Besides being a licenced pilot, what do I have in common with the actor Harrison Ford? In addition to being fabulously attractive and well regarded, of course.
When Harrison Ford was starting out in Hollywood he landed a number of bit parts like bellhop, cowboy, and suspect number two. Naturally he played each role to the best of his ability, putting his considerable talent towards making the audience believe he was indeed a bellhop, a cowboy or a suspicious individual. He wanted bigger roles, but they were not forthcoming. One studio executive apparently told Ford that he was delivering the lines he was given, and was well-suited to portraying a bellhop or a waiter, but that he lacked star quality.
"Check out Tony Curtis in HIS first role," the exec said. "He's a grocery clerk but you KNOW he's a movie star."

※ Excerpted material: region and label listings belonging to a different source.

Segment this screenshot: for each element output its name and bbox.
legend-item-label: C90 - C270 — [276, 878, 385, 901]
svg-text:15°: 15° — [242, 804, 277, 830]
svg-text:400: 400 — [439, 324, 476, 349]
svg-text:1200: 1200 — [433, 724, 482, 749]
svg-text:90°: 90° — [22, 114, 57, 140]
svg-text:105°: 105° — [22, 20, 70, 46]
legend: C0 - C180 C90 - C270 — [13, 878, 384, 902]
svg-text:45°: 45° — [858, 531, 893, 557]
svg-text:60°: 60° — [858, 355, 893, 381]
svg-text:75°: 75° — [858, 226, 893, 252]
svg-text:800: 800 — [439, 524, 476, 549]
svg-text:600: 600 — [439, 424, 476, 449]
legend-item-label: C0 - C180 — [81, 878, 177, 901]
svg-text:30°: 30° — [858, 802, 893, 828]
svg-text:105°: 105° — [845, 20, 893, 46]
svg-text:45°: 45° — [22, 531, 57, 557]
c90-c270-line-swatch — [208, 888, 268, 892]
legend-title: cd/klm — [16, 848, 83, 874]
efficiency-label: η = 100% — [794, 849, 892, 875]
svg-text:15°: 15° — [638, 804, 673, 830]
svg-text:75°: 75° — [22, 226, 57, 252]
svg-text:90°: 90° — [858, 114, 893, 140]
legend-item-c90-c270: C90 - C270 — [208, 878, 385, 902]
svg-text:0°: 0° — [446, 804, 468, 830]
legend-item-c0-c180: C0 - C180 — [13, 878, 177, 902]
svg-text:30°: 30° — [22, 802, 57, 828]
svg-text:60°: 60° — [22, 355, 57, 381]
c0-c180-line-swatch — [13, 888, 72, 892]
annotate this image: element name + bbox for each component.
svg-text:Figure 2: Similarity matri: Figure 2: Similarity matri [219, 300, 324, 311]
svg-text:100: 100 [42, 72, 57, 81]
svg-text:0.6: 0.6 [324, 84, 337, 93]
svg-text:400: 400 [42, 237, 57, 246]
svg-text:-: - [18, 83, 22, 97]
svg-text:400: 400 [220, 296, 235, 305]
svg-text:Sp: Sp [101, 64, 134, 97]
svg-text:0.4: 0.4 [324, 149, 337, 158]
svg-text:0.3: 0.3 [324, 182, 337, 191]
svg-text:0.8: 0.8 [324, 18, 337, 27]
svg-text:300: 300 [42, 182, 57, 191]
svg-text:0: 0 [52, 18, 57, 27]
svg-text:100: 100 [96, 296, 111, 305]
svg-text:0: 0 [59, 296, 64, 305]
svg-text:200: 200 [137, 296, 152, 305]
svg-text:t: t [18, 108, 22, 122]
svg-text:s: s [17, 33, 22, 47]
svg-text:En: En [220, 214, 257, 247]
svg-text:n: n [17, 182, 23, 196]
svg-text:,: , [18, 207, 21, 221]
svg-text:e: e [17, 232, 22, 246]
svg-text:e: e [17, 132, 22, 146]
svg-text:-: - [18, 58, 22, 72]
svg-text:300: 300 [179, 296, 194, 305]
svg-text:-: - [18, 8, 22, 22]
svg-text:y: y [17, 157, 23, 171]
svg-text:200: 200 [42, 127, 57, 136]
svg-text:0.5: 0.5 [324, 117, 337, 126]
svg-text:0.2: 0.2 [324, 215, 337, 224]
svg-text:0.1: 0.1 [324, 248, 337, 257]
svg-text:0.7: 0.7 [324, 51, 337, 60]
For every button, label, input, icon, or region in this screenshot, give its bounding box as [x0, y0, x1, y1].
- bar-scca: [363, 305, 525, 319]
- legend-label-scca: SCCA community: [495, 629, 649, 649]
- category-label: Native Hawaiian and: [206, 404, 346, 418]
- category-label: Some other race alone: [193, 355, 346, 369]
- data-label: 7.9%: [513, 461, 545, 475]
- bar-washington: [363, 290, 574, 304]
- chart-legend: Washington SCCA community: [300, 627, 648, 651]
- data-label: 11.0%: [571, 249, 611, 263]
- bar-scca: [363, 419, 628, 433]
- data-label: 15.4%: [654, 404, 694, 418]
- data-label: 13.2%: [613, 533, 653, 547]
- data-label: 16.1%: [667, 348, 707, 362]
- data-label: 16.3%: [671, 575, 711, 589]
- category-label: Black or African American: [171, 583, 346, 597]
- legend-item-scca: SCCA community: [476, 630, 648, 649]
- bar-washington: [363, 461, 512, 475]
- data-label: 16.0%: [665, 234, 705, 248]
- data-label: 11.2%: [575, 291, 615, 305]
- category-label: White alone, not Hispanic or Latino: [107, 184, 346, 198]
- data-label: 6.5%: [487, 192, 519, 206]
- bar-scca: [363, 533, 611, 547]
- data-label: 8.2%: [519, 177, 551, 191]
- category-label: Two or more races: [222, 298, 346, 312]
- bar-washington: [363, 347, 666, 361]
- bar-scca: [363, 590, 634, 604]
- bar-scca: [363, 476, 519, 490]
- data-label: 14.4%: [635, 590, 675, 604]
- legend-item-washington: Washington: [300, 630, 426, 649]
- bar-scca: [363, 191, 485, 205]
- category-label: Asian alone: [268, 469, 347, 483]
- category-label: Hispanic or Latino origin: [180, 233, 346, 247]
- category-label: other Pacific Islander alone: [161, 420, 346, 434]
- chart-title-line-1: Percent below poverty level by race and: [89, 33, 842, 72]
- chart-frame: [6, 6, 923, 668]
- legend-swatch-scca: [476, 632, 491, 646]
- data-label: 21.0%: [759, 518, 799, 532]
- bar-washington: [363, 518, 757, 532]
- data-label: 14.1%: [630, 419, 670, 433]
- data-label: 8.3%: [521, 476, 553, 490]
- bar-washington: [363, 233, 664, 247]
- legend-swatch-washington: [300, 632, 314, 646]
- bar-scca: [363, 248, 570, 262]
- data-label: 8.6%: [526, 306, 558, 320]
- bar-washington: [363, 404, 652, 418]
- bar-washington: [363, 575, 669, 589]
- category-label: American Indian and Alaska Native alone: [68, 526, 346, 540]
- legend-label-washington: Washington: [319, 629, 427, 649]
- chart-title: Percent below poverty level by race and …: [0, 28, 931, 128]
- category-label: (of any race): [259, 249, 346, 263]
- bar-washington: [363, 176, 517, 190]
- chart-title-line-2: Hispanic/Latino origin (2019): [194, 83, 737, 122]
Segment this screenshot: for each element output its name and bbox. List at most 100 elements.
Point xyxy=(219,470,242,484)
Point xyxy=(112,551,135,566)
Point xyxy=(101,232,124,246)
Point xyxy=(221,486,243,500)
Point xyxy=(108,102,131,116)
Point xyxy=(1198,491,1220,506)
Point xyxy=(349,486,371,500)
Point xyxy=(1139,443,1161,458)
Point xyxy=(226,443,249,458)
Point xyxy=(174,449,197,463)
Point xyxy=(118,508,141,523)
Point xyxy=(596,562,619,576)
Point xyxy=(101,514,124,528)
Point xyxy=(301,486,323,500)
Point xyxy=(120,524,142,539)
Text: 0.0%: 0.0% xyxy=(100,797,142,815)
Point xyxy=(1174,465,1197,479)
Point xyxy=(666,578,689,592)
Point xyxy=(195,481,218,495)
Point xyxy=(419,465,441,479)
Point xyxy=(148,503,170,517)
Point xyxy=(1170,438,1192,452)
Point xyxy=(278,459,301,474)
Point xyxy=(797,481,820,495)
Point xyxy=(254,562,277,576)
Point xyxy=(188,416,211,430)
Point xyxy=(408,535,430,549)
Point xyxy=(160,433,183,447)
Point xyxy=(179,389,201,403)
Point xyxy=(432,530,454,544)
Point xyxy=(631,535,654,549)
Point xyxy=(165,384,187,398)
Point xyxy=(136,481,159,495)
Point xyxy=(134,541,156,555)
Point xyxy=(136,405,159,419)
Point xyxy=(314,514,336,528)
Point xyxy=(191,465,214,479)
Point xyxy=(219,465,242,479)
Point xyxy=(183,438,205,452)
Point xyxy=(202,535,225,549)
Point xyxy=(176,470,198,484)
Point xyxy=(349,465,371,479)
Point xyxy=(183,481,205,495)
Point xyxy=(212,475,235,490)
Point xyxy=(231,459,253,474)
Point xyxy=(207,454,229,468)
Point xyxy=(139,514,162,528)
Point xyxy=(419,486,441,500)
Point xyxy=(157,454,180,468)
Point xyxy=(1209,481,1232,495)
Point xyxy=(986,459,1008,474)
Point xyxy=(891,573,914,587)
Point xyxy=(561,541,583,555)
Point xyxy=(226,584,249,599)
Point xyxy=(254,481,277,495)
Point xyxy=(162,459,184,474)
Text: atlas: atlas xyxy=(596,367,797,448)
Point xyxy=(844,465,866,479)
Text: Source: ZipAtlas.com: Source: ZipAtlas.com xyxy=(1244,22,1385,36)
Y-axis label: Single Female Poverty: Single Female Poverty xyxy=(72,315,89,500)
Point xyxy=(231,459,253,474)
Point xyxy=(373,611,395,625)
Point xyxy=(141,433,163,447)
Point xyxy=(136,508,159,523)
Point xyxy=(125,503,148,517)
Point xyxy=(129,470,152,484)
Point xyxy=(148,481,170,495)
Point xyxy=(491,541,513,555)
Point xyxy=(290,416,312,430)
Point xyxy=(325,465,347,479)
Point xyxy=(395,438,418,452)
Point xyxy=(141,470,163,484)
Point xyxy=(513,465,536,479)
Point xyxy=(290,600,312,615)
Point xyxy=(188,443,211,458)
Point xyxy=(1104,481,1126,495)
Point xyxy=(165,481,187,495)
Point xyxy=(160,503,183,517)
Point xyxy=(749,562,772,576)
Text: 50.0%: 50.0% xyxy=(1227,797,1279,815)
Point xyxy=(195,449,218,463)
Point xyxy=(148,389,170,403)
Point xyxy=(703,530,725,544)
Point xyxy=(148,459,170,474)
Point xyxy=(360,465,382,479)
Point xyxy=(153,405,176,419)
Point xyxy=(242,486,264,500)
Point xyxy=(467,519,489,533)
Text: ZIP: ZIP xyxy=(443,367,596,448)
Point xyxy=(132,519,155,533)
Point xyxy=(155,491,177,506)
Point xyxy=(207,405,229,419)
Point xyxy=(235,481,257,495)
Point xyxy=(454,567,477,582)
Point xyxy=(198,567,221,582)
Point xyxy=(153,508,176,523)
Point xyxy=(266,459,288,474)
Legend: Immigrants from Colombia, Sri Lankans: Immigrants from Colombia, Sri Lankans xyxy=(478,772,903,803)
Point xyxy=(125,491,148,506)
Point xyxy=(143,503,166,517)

"I thought the point was you were supposed to think he was a grocery clerk", countered Ford, quite reasonably.
Let's just say the conversation didn't end with Ford getting a bigger part.
I'm in a similar position. Recently a customer said to me that it was clear that many of my colleagues were just time building in this job, but that I was a professional. I said thank you. And underneath I seethed the way Harrison Ford must have when he was told he made a good bellhop. Even my boss was taken aback at the discovery that I do not intend to spend the rest of my career in this job.
I hear things like this every time I mention the possibility of my career advancement. You're suited so well to it ... You're so good at it ... You put so much effort into it ... Don't you like it? ... Your talents would be wasted as a flying bus driver.
Well yes. This is my job and I do it well. Would anyone be served if I were to do otherwise? Perhaps I should act like I'm too good for this job, put on airline captain airs, and neglect those tasks that I can ignore without penalty. Of course not. I'll do this job well until the very last day I do it.
In an airline environment, everyone will see me as an airline pilot. Because I'm a professional and that's the way it's done. Harrison Ford eventually got tired of fighting for minor roles and took on a carpentry job to pay the bills. Some days I want to quit this job and go and work for a large airline doing anything. Honestly, I look at baggage handling jobs in Iqaluit and think, "what about that one?"
Harrison Ford was working as a carpenter on the set of Star Wars when he was asked to read Han Solo's lines as a stand in. Apparently he did it better than any of the 'real' actors they were considering, and was cast. You probably know how that worked out. My Star Wars will come.